L'Istituto di Libero Insegnamento, alias Institución libre de Enseñanza alias ILE, è stata un'importante istituzione educativa spagnola privata che, a partire dalla caduta della Prima Repubblica spagnola, ha influenzato in senso progressista tutti gli aspetti della cultura spagnola, fino alla caduta della Seconda Repubblica in conseguenza della Guerra civile del 1936-1939 quando fu sciolta, i suoi beni confiscati e i suoi aderenti costretti all'esilio.

Storia[modifica | modifica sorgente]

L'istituto fu fondato il 16 agosto 1876 da un gruppo di professori universitari progressisti spagnoli impegnati politicamente nella Prima Repubblica spagnola.

Questi professori, dissidenti, aderenti al movimento krausista erano stati espulsi nel 1875 dalle università spagnole non volendo riconoscere i vincoli imposti dalla Restaurazione borbonica in Spagna, alla ricerca scientifica, alla cultura in generale e all'insegnamento in particolare.

Tra i fondatori della ILE possiamo annoverare Francisco Giner de los Ríos, Gumersindo de Azcárate, Nicolás Salmerón, Laureano Figuerola, che ne fu il primo Presidente, e tra i sostenitori e sottoscrittori del progetto tutti gli intellettuali più progressisti della Spagna come suo fratello Hermenegildo Giner de los Ríos, Joaquín Costa, Augusto González de Linares, Federico Rubio, Teodoro Sainz Rueda e molti altri ancora il cui elenco completo si trova nella sezione "señores accionistas" allegato allo Statuto della ILE[1].
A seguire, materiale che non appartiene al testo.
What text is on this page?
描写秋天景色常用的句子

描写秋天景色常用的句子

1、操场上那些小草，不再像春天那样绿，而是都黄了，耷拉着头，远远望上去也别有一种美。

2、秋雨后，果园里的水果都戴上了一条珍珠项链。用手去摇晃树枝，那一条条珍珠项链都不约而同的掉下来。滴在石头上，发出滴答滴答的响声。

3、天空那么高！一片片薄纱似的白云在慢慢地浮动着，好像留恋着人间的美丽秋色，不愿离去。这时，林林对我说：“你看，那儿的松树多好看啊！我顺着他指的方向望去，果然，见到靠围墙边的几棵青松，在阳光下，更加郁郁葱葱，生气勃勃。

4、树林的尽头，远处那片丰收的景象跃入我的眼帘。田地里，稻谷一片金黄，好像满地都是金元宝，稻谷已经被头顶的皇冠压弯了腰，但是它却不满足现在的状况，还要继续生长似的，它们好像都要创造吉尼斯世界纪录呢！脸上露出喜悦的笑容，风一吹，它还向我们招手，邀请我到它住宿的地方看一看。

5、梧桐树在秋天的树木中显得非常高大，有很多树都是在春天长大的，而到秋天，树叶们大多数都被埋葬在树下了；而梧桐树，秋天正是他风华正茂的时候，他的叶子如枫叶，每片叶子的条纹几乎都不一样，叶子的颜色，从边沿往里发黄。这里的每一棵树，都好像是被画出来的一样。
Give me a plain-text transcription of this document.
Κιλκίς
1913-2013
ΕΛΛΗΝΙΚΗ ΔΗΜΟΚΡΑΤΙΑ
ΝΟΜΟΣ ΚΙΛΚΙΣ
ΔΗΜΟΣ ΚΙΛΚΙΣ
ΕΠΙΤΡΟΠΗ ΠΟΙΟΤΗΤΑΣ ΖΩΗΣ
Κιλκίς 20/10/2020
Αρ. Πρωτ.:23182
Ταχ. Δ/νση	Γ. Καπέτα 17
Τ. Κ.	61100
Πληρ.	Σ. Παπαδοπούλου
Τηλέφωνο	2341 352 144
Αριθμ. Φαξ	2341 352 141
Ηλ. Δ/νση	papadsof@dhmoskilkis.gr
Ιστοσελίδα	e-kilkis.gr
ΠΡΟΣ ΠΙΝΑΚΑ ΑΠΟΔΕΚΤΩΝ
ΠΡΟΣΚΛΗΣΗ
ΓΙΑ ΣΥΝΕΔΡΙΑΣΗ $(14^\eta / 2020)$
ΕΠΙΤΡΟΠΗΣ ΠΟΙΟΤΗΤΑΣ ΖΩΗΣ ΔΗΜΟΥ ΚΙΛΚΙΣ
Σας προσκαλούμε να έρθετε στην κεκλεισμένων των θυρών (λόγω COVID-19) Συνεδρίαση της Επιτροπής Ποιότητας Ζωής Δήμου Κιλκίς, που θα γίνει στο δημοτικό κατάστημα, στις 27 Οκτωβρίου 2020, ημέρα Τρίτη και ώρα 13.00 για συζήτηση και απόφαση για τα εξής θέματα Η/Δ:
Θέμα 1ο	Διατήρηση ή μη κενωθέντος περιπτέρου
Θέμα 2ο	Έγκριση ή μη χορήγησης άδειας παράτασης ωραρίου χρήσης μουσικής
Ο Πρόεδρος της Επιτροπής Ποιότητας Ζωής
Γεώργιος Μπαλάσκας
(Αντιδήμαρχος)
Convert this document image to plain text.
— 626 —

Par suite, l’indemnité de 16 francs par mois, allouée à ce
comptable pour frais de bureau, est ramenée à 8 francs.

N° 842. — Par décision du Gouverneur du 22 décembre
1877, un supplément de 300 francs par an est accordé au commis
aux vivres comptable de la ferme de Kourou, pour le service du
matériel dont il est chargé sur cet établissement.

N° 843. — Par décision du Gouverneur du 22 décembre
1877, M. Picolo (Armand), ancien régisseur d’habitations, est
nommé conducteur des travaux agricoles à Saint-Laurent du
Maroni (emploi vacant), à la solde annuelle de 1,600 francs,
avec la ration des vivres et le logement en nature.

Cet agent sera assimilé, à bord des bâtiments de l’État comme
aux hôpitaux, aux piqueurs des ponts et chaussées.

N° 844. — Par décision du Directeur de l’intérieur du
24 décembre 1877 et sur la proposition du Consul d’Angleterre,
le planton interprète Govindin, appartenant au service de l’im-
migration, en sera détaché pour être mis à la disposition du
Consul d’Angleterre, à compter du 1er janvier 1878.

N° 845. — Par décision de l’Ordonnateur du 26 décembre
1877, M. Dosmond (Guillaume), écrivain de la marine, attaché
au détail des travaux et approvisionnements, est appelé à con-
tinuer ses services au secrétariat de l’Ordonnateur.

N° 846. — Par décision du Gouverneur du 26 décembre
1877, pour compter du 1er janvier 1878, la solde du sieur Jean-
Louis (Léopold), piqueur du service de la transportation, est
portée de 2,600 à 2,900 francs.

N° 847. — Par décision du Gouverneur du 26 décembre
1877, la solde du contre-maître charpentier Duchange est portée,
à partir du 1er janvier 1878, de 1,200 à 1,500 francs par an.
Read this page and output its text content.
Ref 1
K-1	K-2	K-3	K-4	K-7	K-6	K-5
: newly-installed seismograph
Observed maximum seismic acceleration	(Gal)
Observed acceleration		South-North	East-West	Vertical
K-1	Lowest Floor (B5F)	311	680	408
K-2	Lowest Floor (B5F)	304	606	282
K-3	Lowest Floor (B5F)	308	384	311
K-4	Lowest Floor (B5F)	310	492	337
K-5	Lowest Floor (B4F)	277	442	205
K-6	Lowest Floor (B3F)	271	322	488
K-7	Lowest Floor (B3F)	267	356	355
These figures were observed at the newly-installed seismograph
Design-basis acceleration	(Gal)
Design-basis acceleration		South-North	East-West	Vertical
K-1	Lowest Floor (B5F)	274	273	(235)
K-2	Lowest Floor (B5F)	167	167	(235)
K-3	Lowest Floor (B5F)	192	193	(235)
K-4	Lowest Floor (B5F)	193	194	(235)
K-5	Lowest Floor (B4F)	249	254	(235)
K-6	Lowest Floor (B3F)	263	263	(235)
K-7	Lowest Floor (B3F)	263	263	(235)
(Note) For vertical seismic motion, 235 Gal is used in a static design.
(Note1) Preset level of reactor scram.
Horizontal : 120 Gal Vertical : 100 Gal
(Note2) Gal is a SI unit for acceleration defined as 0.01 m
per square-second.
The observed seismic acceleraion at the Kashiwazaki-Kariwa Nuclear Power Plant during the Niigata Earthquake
Missione[modifica | modifica sorgente]

La ILE ha rappresentato in Spagna il centro delle idee più progressiste applicate all'insegnamento prima solo a livello universitario e poi esteso a tutti gli ordini di studi. I suoi fondatori propugnavano la libertà di pensiero in tutti i campi.

Nel contesto socio-politico della società spagnola dell'epoca, afflitta da una grave crisi politico-istituzionale, si configurò come il centro propulsore in Spagna della cultura progressista europea come testimonia il lungo elenco di collaboratori del bollettino dell'istituto (Boletín de la Institución Libre de Enseñanza o BILE[2]), di cui furono direttori Gabriel Rodríguez e Ramon Costa, e tra cui spiccano nomi illustri come: Bertrand Russell, Henri Bergson, Charles Darwin, John Dewey, Santiago Ramón y Cajal, Miguel de Unamuno, Maria Montessori, Lev Tolstoj, Herbert George Wells, Rabindranath Tagore, Juan Ramón Jiménez, Gabriela Mistral, Benito Pérez Galdós, Emilia Pardo Bazán, José Martínez Ruiz, Eugenio d'Ors, Ramón Pérez de Ayala, ecc.

In campo artistico facevano riferimento alla ILE i pittori cosiddetti realisti o veristi come ad esempio il Beruete e più tardi Salvador Dalí. Sarebbe però impossibile citare tutte le personalità che direttamente o indirettamente furono influenzate dalla ILE, bastino alcuni nomi come: Manuel Azaña, Julián Besteiro, José Ortega y Gasset, Federico García Lorca, Antonio Machado, Juan Ramón Jiménez, Luis Buñuel, Unamuno, Leopoldo Alas, Pedro Bosch Gimpera, ecc.

In campo sportivo il calcio fu introdotto a Madrid dai professori e dagli studenti della "ILE" tra cui c'erano molti laureati a Oxford e Cambridge. Nel 1895 costoro fondarono il Football Sky che fu il progenitore del Madrid Football Club divenuto Real Madrid nel 1920.[3][4].

Evoluzione[modifica | modifica sorgente]

Sotto la spinta dei fermenti ideali e culturali della ILE si attuarono in Spagna importanti riforme istituzionali volte a modernizzare il Paese creando contemporaneamente organismi di supporto allo sviluppo e divulgazione della cultura come il Museo Pedagógico Nacional e la Junta para Ampliación de Estudios (JAE), quest'ultima, di cui fu presidente il Premio Nobel Santiago Ramón y Cajal consentiva agli studenti premiati con borsa di studio di completare la loro formazione all'estero.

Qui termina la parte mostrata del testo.